Exercise May Lower C-Reactive Protein

By Ed Susman , Contributing Writer, MedPage Today
Reviewed by Zalman S. Agus, MD; Emeritus Professor, Perelman School of Medicine at the University of Pennsylvania and Dorothy Caputo, MA, BSN, RN, Nurse Planner

Action Points
Note that this study was published as an abstract and presented at a conference. These data and conclusions should be considered to be preliminary until published in a peer-reviewed journal.
There is a significant inverse relationship between self-reported vigorous-intensity physical activity and elevated levels of C-reactive protein.
LOS ANGELES -- Individuals who vigorously exercise significantly reduce the odds that they will have high levels of C-reactive protein -- a marker of inflammation in the body, researchers reported here.

If a person exercised vigorously less than 500 MET (metabolic equivalents) per week, there was a 27% reduction in the odds of having elevated C-reactive protein levels (odds ratio [OR] 0.72, 95% CI 0.59-0.88, P=0.002) when compared with non-exercisers, said lead author Michael Richardson, BSH, a graduate assistant at Brooks College of Health at the University of North Florida in Jacksonville.

In his poster presentation at the annual meeting of the World Congress on Insulin Resistance, Richardson also noted that if a person did 500 METs or more per week, the risk reduction was 33% (OR 0.67, 95% CI 0.53-0.84, P=0.001).

"Our findings suggest that a significant inverse dose-response relationship exists between self-reported volumes of vigorous intensity exercise and elevated C-reactive protein," he told MedPage Today. "These results also suggest this relationship is independent of visceral adiposity, a known mediator in the relationship between physical activity and C-reactive protein. The protective inverse association was independent of several metabolic risk factors."
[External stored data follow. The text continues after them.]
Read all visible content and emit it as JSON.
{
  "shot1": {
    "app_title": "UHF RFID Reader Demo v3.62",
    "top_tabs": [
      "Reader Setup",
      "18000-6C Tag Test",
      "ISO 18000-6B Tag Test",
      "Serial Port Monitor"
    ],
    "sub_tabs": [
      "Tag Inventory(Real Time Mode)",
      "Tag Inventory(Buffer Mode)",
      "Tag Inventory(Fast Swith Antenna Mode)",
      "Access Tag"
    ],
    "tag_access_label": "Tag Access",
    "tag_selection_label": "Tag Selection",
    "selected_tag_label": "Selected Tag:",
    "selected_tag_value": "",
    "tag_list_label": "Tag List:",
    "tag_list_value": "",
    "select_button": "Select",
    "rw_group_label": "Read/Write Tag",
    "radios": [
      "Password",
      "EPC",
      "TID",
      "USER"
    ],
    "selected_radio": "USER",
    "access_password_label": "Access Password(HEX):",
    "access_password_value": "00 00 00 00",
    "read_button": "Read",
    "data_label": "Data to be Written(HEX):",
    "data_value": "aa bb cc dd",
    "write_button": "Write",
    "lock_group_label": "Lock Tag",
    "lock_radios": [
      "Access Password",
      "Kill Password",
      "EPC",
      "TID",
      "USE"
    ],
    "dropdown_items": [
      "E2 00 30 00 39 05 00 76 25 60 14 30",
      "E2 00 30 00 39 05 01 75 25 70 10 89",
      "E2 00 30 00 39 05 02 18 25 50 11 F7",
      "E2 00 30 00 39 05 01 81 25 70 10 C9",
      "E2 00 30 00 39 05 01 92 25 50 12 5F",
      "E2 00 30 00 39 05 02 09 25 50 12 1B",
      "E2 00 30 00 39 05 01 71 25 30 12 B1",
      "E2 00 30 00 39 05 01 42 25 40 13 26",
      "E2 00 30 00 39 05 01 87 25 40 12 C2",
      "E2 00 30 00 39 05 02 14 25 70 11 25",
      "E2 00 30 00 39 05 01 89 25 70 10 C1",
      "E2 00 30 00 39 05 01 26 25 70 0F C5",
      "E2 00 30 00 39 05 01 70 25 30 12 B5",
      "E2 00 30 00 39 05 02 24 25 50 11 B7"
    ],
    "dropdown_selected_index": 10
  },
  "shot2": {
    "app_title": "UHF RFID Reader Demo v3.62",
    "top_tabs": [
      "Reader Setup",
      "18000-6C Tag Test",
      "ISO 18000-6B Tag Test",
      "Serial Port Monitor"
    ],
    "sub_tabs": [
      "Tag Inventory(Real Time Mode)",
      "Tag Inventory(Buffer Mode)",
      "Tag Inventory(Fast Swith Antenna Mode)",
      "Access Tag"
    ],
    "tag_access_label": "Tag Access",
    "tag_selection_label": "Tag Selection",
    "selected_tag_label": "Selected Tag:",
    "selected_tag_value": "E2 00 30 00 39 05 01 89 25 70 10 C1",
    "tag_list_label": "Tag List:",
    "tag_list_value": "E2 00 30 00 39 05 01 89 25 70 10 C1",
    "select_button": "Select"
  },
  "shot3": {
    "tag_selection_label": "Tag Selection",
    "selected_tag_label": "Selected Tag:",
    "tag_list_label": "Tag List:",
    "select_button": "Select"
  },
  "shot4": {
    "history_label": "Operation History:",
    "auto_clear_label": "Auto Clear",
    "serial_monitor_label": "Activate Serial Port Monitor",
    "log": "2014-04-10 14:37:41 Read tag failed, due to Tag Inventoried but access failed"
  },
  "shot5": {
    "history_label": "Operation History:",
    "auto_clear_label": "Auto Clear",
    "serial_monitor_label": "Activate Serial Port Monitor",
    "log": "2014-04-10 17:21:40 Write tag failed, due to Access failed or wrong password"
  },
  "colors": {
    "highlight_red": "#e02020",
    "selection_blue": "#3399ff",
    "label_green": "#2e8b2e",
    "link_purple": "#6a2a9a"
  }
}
"Vigorous intensity physical activity, even among those with central adiposity, reduced the odds ratio of falling into the high levels of C-reactive protein," Richardson explained. "Even people who exercised vigorously that did not reach the recommended levels also showed lower odds ratio for being in the high C-reactive protein level when compared with individuals who did not exercise vigorously during the week."

He said that vigorous intensity varies from one person to another and can be just walking to the mailbox for some people, and playing basketball or running a road race for others.

Richardson and colleagues scrutinized the 1999-2006 National Health and Nutrition Examination Survey (NHANES) database, which lists physical activities, and used that data to calculate vigorous intensity physical activity for the study.

The researchers focused on a sample of 6,242 people in the national survey. They found that the risk of having an elevated C-reactive protein level was significantly higher with increasing age; with being a non-Hispanic black; with being a current smoker; with having elevated -- 160 mg/dL or greater -- low-density lipoprotein cholesterol; and being diabetic.


Richardson said that with higher levels of adiposity, however, a person needs to achieve vigorous intensity exercise levels to have an impact on C-reactive protein. Adiposity, he noted, creates its own inflammatory process that cannot be overcome by just moderate exercise.

"We have seen that vigorous exercise is helpful in patients, but getting them to achieve that level for a length of time can be challenging," said Deborah Evans, a clinical exercise specialist at the Alaska Native Medical Center & Southcentral Foundation, Anchorage. "There is little emphasis on exercise in treatment regimens and I think that needs to increase."

"Future studies should examine the associations among objectively measured vigorous intensity exercise and elevated C-reactive protein levels," Richardson suggested.